Unlike color information, depth is characterized by large smooth regions with very abrupt transitions. Preservation of these sharp edges during encoding process is crucial for applications that utilize depth information. In the literature, several approaches have been proposed for encoding depth images/videos. All methods aim at preserving edges while coding smooth regions with a minimum cost.

Our method tends to create more differences around the objects’ edges. There is a difference between the original sampled depth frame and the estimated one; this is called residual. In our case, residual is computed as \({\rm{residual}}_{i,{\rm{row}}} = {\rm{frame}}_{i,{\rm{row}}} - {\rm{evaluate}}({\rm{spline}}, i,{\rm{row}})\), where i is the current pixel of the corresponding row in the image. The residual is stored in the same spline that describes the original pixel. This residual is finally stored using a linear fixed quantization (dividing each element by a constant). In future versions, an adaptative quantization could be used.

3.2 Differential encoding for lossless compression

In case a lossless compression is required, a similar procedure is carried out. Basically, instead of approximating the object’s surface by a curve, the idea is to store only the first element of a sequence, and then store the differential element. Its corresponding algorithm is shown below.

figure b

A Threshold 128 is taken in order to encode the difference with an 8-bit value, what initially leads to lower memory requirements. As it was already mentioned about quantization, an adaptative solution could result in better encoding.

3.3 Parallel memory management

One of the major challenges of parallel implementation is the handling of simultaneous memory allocation that comes from multiple threads, as mentioned in [10] and in [7]. In general, every time a new variable needs to be allocated, the memory manager is locked until it organizes the heap.

In the proposed method, the amount of “splines” needed for encoding the image is unknown at first. Therefore, the splines need to be created dynamically, leading to lower CPU performance. In order to reduce the time required for structures to be created, we have proposed the use of a pre-allocated scheme, as shown in Fig. 3.

At the beginning, the system estimates and allocates a fixed number of memory chunks that hold spline data. Such number is empirically computed from several previous algorithm runs with different depth images. In practice, this number is about 1/8 of the total amount of pixels.

Once the encoding begins, each new “spline” structure created is handled by the “memManager” class. Within this class, an atomic semaphore is implemented, which controls the current index of available structures. The manager returns the pointer to the available memory chunk. Then, the structure is marked as used, as shown in Fig. 3. As the atomic operation entails the increasing an index—regardless of how many threads make the call at the same time—no bottleneck arises.

Fig. 3
figure 3

Mem allocation scheme

Once an image is completely encoded, the whole data vector is marked as “available”, and is prepared for another encoding.
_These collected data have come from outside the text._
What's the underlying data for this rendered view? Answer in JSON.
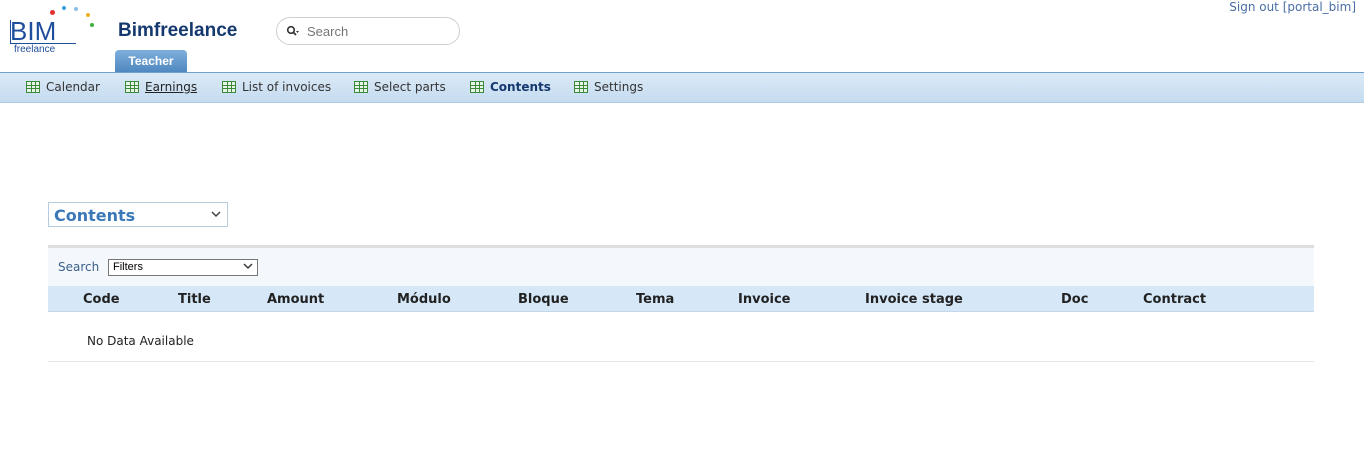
{
  "header": {
    "logo_main": "BIM",
    "logo_sub": "freelance",
    "app_title": "Bimfreelance",
    "search_placeholder": "Search",
    "signout": "Sign out [portal_bim]",
    "role_tab": "Teacher"
  },
  "nav": {
    "items": [
      {
        "label": "Calendar"
      },
      {
        "label": "Earnings"
      },
      {
        "label": "List of invoices"
      },
      {
        "label": "Select parts"
      },
      {
        "label": "Contents"
      },
      {
        "label": "Settings"
      }
    ]
  },
  "content": {
    "selector_label": "Contents",
    "search_label": "Search",
    "filter_value": "Filters",
    "columns": [
      "Code",
      "Title",
      "Amount",
      "Módulo",
      "Bloque",
      "Tema",
      "Invoice",
      "Invoice stage",
      "Doc",
      "Contract"
    ],
    "empty_message": "No Data Available"
  },
  "colors": {
    "brand": "#15396e",
    "nav_bg": "#c5dcf0",
    "table_header_bg": "#d6e8f8",
    "accent": "#3a78b8"
  },
  "icons": {
    "search": "magnifier-icon",
    "nav": "grid-icon",
    "dropdown": "chevron-down-icon"
  }
}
3.4 Lossless compression configuration

In order to get the best compression rate, the final step is to apply a dictionary-based compression algorithm. (This step could also be applied in lossy compression.) In our implementation, the open source library of [4] is used. This library has an outstanding decompression rate, but it is not very fast for compression.

In order to reach a high framerate, our proposal is to train this algorithm with several compressed images using our algorithm to generate a default dictionary file with existing library tools. Later on, during encoding—in case this step is enabled—this computed dictionary is used. As can be seen in Fig. 4, some tests were run to validate this configuration. These figures show the time required for each frame and the resulting stream size in kbytes after compression (lower is better in both cases).

Fig. 4
figure 4

Comparison with and without dictionary

As it can be observed, using this pre-trained dictionary really improves the speed (it is faster) and the compression size (output is smaller) in both cases. For the upcoming sections, the best configuration described is used for any test that enables this encoding.

4 Results and discussion

In order to compare the proposed methods of compression, six different depth inner sequences, captured with a realSense L515 Lidar Camera, were generated. Each sequence was composed of 150 frames of 1024 x 768 resolution. At the same time, we used a dataset from [5] which contained a set of an office room captured with a RealSense D415 sensor (called scene 7) and a dataset from [11] (scene 8) that has 640 x 480 images captured with structured Kinect sensor V1.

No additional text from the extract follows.